KUALA LUMPUR, Aug 11 — Putrajaya's appeal against the 2009 High Court ruling giving the Catholic Church the right to use the word “Allah” is inconsistent with the Najib administration's 10-point solution in April 2011, said Archbishop Tan Sri Murphy Pakiam.

Pakiam noted that Prime Minister Datuk Seri Najib Razak had issued the 10-point deal despite knowing of the Home Ministry’s appeal in 2010, saying that the 2011 solution amounted to Putrajaya’s nod over the High Court’s landmark decision.

“I am advised by my solicitors and I verily believe that in light of the letter dated 11.4.2011, the Government of Malaysia (the 1st and 2nd Appellants) logically ought to have discontinued their appeal,” Pakiam said in an affidavit that was made available to The Malay Mail Online today, referring to the Home Ministry and the government.

In the affidavit filed in July together with an application to strike out the case, Pakiam laid down the arguments on why he considered the 10-point deal as rendering the government's appeal as being an “academic” case.

Advertisement

Pakiam said the April 11, 2011 letter could be seen as a recognition and acceptance by the government of the Christians' rights to use the word “Allah”, after the community was told it was free to print Bibles here in languages using the word.

“The letter dated 11.4.2011 demonstrates that the Government of Malaysia (the 1st and 2nd Appellants) recognises and accepts the rights of Christians to use the word 'Allah' by virtue of Christians being allowed to freely import and locally print Bibles in Bahasa Malaysia, Bahasa Indonesia and in the indigenous languages of Sabah and Sarawak.”

Pakiam also argued that the letter acknowledged that the Christians' use of the word would not threaten national security and public peace.

Advertisement

He went on to say that it purportedly shows the government's acceptance of the Catholic Church's right to use the Arabic word in Christian publications, including its weekly publication Herald.

“By extension, the letter dated 11.4.2011 is also therefore clear and unequivocal evidence of the 1st and 2nd Appellant’s recognition and acceptance of the Respondent’s right to use the word 'Allah' in Christian publications such as Herald-The Catholic Weekly which makes frequent references to these Bibles in Bahasa Malaysia and Bahasa Indonesia.

“Finally, the letter dated 11.4.2011 amounts to an acceptance of the decision of the High Court dated 31.12.2009 which quashed the 1st and 2nd Appellants’ decision.

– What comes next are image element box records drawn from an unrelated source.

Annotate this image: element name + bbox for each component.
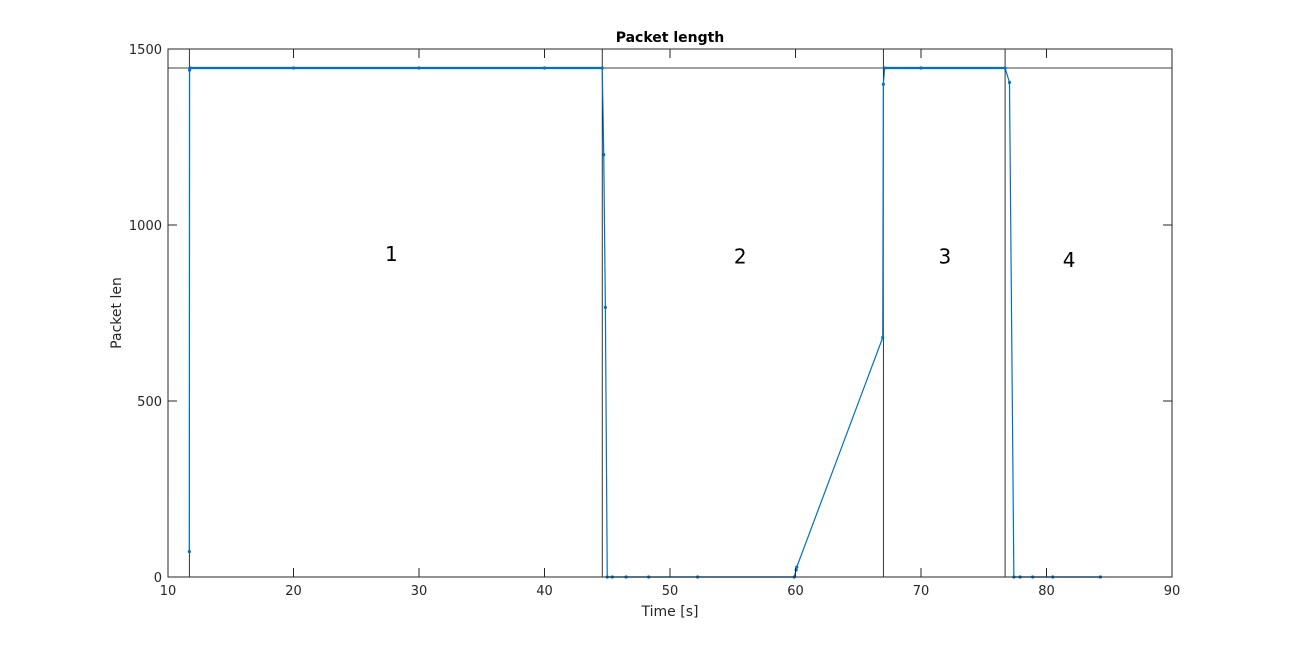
region-annotations: 1 2 3 4 <box>385 242 1075 272</box>
x-tick-label: 20 <box>285 584 302 599</box>
data-point <box>795 565 799 569</box>
x-axis-label: Time [s] <box>641 604 699 620</box>
x-tick-label: 80 <box>1038 584 1055 599</box>
data-point <box>881 82 885 86</box>
y-axis-label: Packet len <box>109 277 125 349</box>
chart-title: Packet length <box>616 30 725 46</box>
region-label: 1 <box>385 242 398 266</box>
data-point <box>881 336 885 340</box>
x-tick-label: 30 <box>411 584 428 599</box>
y-tick-label: 1000 <box>129 219 162 234</box>
region-label: 3 <box>938 245 951 269</box>
y-tick-label: 0 <box>154 571 162 586</box>
data-point <box>603 305 607 309</box>
axis-ticks: 10 20 30 40 50 60 70 80 90 0 500 1000 1500 <box>129 43 1180 599</box>
data-point <box>602 153 606 157</box>
x-tick-label: 50 <box>662 584 679 599</box>
x-tick-label: 40 <box>536 584 553 599</box>
y-tick-label: 1500 <box>129 43 162 58</box>
region-label: 2 <box>734 245 747 269</box>
data-point <box>187 550 191 554</box>
x-tick-label: 60 <box>787 584 804 599</box>
data-point <box>1007 80 1012 85</box>
y-tick-label: 500 <box>137 395 162 410</box>
x-tick-label: 70 <box>913 584 930 599</box>
x-tick-label: 90 <box>1164 584 1181 599</box>
plot-background <box>168 49 1172 577</box>
region-label: 4 <box>1063 248 1076 272</box>
x-tick-label: 10 <box>160 584 177 599</box>
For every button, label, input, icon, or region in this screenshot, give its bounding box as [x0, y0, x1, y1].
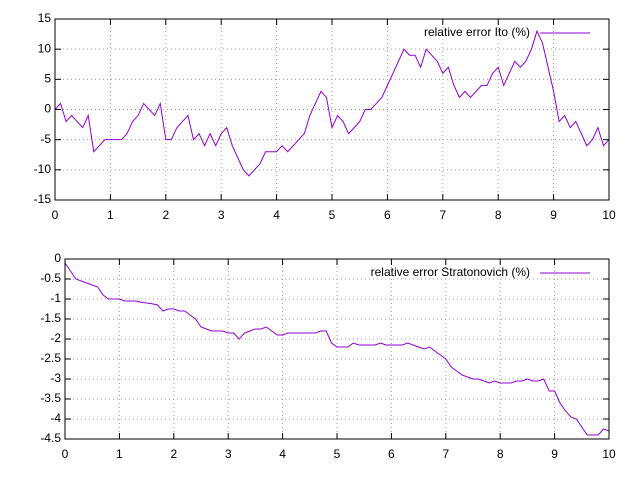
x-tick-label: 2: [170, 447, 177, 461]
y-tick-label: -4.5: [40, 431, 61, 445]
y-tick-label: 5: [44, 72, 51, 86]
x-tick-label: 1: [107, 208, 114, 222]
x-tick-label: 6: [388, 447, 395, 461]
x-tick-label: 3: [225, 447, 232, 461]
x-tick-label: 5: [329, 208, 336, 222]
y-tick-label: -5: [40, 132, 51, 146]
x-tick-label: 4: [279, 447, 286, 461]
y-tick-label: -0.5: [40, 271, 61, 285]
y-tick-label: -1.5: [40, 311, 61, 325]
x-tick-label: 1: [116, 447, 123, 461]
x-tick-label: 7: [439, 208, 446, 222]
x-tick-label: 9: [550, 208, 557, 222]
legend-label: relative error Ito (%): [424, 25, 530, 39]
x-tick-label: 8: [495, 208, 502, 222]
x-tick-label: 0: [52, 208, 59, 222]
x-tick-label: 8: [497, 447, 504, 461]
y-tick-label: -2.5: [40, 351, 61, 365]
x-tick-label: 10: [602, 447, 616, 461]
x-tick-label: 5: [334, 447, 341, 461]
y-tick-label: -3: [50, 371, 61, 385]
y-tick-label: -2: [50, 331, 61, 345]
x-tick-label: 0: [62, 447, 69, 461]
plot-border: [64, 258, 610, 440]
y-tick-label: -15: [34, 192, 52, 206]
plot-border: [54, 18, 610, 201]
y-tick-label: -10: [34, 162, 52, 176]
y-tick-label: 15: [38, 11, 52, 25]
data-line: [64, 262, 610, 436]
x-tick-label: 7: [442, 447, 449, 461]
x-tick-label: 3: [218, 208, 225, 222]
x-tick-label: 9: [551, 447, 558, 461]
y-tick-label: 0: [54, 251, 61, 265]
y-tick-label: -4: [50, 411, 61, 425]
x-tick-label: 2: [162, 208, 169, 222]
legend-label: relative error Stratonovich (%): [371, 265, 530, 279]
y-tick-label: 0: [44, 102, 51, 116]
y-tick-label: -3.5: [40, 391, 61, 405]
x-tick-label: 4: [273, 208, 280, 222]
x-tick-label: 6: [384, 208, 391, 222]
data-line: [54, 29, 610, 177]
x-tick-label: 10: [602, 208, 616, 222]
y-tick-label: 10: [38, 41, 52, 55]
y-tick-label: -1: [50, 291, 61, 305]
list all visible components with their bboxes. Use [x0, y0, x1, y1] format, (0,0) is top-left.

“In light of the unequivocal representation made to the Christian community permitting the use of the word Allah, there is no longer any legitimacy in the appeal,” said Pakiam, the Titular Roman Catholic Archbishop of Kuala Lumpur.

The Court of Appeal is set to hear the Catholic Church's striking-out application on August 22.  If it fails in its bid to strike out the case, the appeal will be heard on September 10.

Ahead of the heated Sarawak state polls in 2011, Putrajaya had issued the 10-point solution to the Christian Federation of Malaysia (CFM) - an umbrella body of churches nationwide - which allowed the Christian community to publish and distribute Malay-language bibles.

The letter was seen as a move to quell the Christian community's unhappiness over the government's impounding shipments of the bibles, due to the presence of the word “Allah” in its reference to the Christian God.

Last month, the CFM had urged the Najib administration to honour its 10-point solution, following reignited debate over the non-Muslims' right to use the word “Allah”.

The “Allah” row erupted in 2008 when the Home Ministry threatened to revoke the Herald’s newspaper permit, prompting the Catholic Church to sue the government for violating its constitutional rights.

In 2009, the High Court made a landmark ruling in favour of the Catholic Church, when it said the Middle Eastern word was not the exclusive right of Muslims and the Herald could publish it in its Bahasa Malaysia section, which caters to its Bumiputera congregation.

In January 2010, the Home Ministry filed an appeal, but there was a three-year hiatus before the dates were fixed for the case at the Court of Appeal.

Christians are Malaysia’s third-largest religious population at 2.6 million people, according to statistics from the 2010 census, behind Muslims and Buddhists.

Bumiputera Christians form about 64 per cent, or close to two-thirds of that figure, and have prayed in the national language and their native tongues for centuries.